AppNewser asked, What’s Your Favorite App, David Kenny?
The chairman/CEO of The Weather Company chose the note-taking app Evernote. “Within Evernote, Evernote Hello is my favorite, because I meet a lot of interesting and it is a way to keep track of when I met them, and what we talked about,” he said. Evernote Hello lets you scan business cards, access your contact’s LinkedIn page, as well as add notes to your contact list so that you can create a rich, browsable history of people and experiences. “It keeps my life very organized,” adds Kenny.
Kenny uses the app on his iPhone, iPad and Nexus 7 — three devices that he carries with him as he is always checking The Weather Channel apps to make sure that they are working.
We met up with Kenny last week at AppNation and he told us about the new app projects that he is working on. These days the company is focused on its forecast on-demand feature. “It used to be that you would do a weather forecast twice a day,” said Kenny. “The web made that more real time, but mobile has created the expectation that when you check the weather right now, you want it to reflect what it is right now and you want to know within fifteen minutes when the rain is going to stop and going to start.”
This ambitious goal requires the company to up its computing power and collect more data, which in turn makes the weather more accurate. The company collects its data from a network of more than 29,000 personal weather stations on the ground which are connected to the Internet and send updates every 2.5 seconds. They also get data from other sources such as airplane wings. All of this data feeds into a central database which is constantly updated to provide real time weather forecasts.
With forecast on-demand, every time you check the weather, the cloud will recalculate the weather for that exact location in real time with the latest information. For instance, you can get weather for a particular neighborhood in a city or a specific stadium, or the front nine or back nine holes on a golf course. The idea is to “help people understand within very narrow time frames and windows and very narrow locations, what is going to happen,” explained Kenny. “If you are coaching your kid’s lacrosse game, it can help you figure out if you should call the game or just wait it out.” The company hopes to get this feature up and running this year, after which, all of their apps will be redesigned with this new feature at the center.

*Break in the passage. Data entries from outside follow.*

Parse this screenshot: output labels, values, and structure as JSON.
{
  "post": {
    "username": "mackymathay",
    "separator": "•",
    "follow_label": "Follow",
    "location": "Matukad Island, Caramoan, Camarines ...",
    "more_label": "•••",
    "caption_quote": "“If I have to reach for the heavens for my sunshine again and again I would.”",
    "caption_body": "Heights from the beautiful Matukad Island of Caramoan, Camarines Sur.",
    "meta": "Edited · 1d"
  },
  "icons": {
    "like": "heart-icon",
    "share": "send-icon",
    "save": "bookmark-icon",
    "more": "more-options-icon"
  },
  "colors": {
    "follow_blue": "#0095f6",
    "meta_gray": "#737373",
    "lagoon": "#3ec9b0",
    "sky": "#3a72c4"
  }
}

Beyond on-demand forecasting, the company is also working on Android & iOS versions of The Weather Underground’s web app Wundermap, an app that lets users check out interactive weather feeds from personal weather stations. “There are millions of people who use this app on the web who wanted a mobile version to carry with them,” explained Kenny. With the app, you can check out live video feeds of a location and get a video feed of what the weather is actually like in a specific location at that specific time. The mobile version is currently being tested with beta users but is expected to launch in June.
App updates and new features are a regular thing at The Weather Channel, which has more than 100 engineers in house developing mobile apps. Kenny takes a TV producing mindset to app making. “You don’t build them and launch them, and it’s over. Apps are still living,” he said. “We take a programming mindset, you’ve got to keep them alive.”